Day 330. Bass, how low can you go? (26/11/13)

So,  yeah, bassists.

No, wait, come back, there's no need to be scared I'm not going to get all muso on you.

A couple of weeks ago a friend dropped me a line on Twitter,  set me a challenge. What he wanted was for me to write a piece on the world's greatest bassists (he is himself a fine bassist); he was interested in my thoughts on the subject.

Obviously that's a really lovely thing to say and makes the fact that I never quite got round to replying all the worse. I am, it has to be said, thoroughly awful when it comes to 'not quite getting round to replying to people' - is it possible to issue a blanket apology now for all past and future indiscretions of an ignorant nature?

Anyway, I thought about it. And my first thought was, 'there's going to be a lot of people that won't be interested in that'. It's a bit specialist to be honest and the interested parties would probably come down to me, Paul (the friend in question) and Mally.

And I thought a bit more. And I realised that I didn't actually know that much about bassists, that I wasn't overly qualified to lecture on the subject, couldn't possibly talk about technique and style as others of my friends could.

I could talk very subjectively about what I like in a bass player. I could talk about the dynamism and force of personality that Bruce Foxton brought to the Jam, how he was always more about 60s classic pop than punk and that the Motown groove of 'Town Called Malice' was no shock. It seems odd now but we always thought that Foxton was the cool one in the band.

Paul Simonon went from barely capable on The Clash's first album to the rolling reggae of Guns of Brixton and was endlessly, effortlessly sharp.

McCartney - nobody thinks about how basically bloody great Macca was/is as a bassist because it's all tied up with everything else he does and being a Beatle but listen to his mid 60s psych pop peak -DayTripper, Paperback Writer, Rain, all that stuff - the bass pops and moves and carries melody with it

But the two bassists that I'd highlight (if I were going to) aren't names that are known to most.

Their work is though.

Carol Kaye was a member of The Wrecking Crew, the collection of ridiculously talented L.A. Session musicians that played with quite literally everybody in the mid to late 60s; The Beach Boys, Sinatra, Sam Cooke, Glen Campbell (Glen played guitar for TWC before he became the star that he was in the 70s), Barbra Streisand. If you were on the West Coast and you needed a bass player that could play anything you needed then Carol was pretty damn close to the top of your wish list.

If you wanted the greatest bass player on the planet though you needed to be in Detroit. Specifically you needed to be at Hitsville U.S.A, home of Tamla Motown. All those records, all those songs with the incredible grooves, with that early touch of funk (oh bugger, I forgot Bootsy Collins, inventor of the Funk), all this was the uncredited work of one man; James Jamerson. You've never heard of James but you've definitely heard him; My Girl, Reach Out I'll Be There, Ain't No Mountain High Enough, Let's Get It On, Papa Was A Rolling Stone, My Guy, I Can't Help Myself.

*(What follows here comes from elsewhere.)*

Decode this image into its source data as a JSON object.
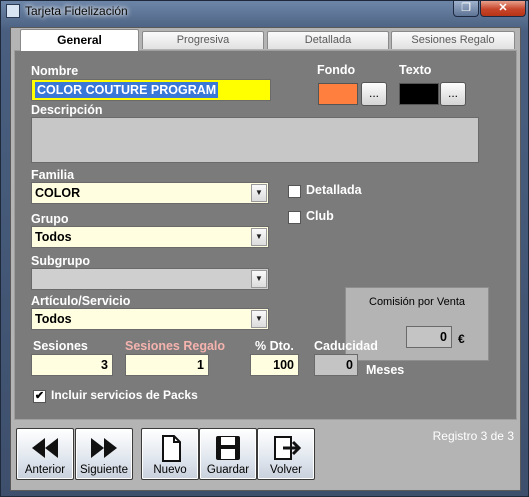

James brought an extra touch of genius to works of genius and in doing so played on thirty number one singles; more than any other person or group in history.

But I've established that I'm not qualified to talk about bassists with any real credibility so, instead, I'll pass on my favourite (possibly apocryphal) story about the genius of James Jamerson.

Marvin Gaye was recording 'What's Going On'. The sessions had basically hit a bit of an impasse and ended for the day so the band that played on everything that Motown put out (The Funk Brothers, subject of the great film 'Standing In The Shadows of Motown') went to a bar or several.

And somewhere in the night Marvin decided that he knew exactly what he wanted from the title track of his masterwork and he sent for his band. It took some time to find the band who had been drinking for several hours by this point.

James Jamerson was at the point where he was no longer able to stand so they carried him into the studio, lay him on the floor and gave him his bass.

And, so drunk that he was unable to stand upright, James Jamerson played a piece of music that sits somewhere beyond perfection.

I'm not acclaiming the fact that he played this while drunk; his drinking killed him at the stupidly early age of 47, there's no glamour there. What I'm acclaiming is a man who was so talented that he could be in that condition and still be greater than anybody else in his field.

We live in a world where the description 'great' is applied to any half arsed talentless chancer every Saturday night on ITV. The greats are the people that you may not know but whose work outlives their memory.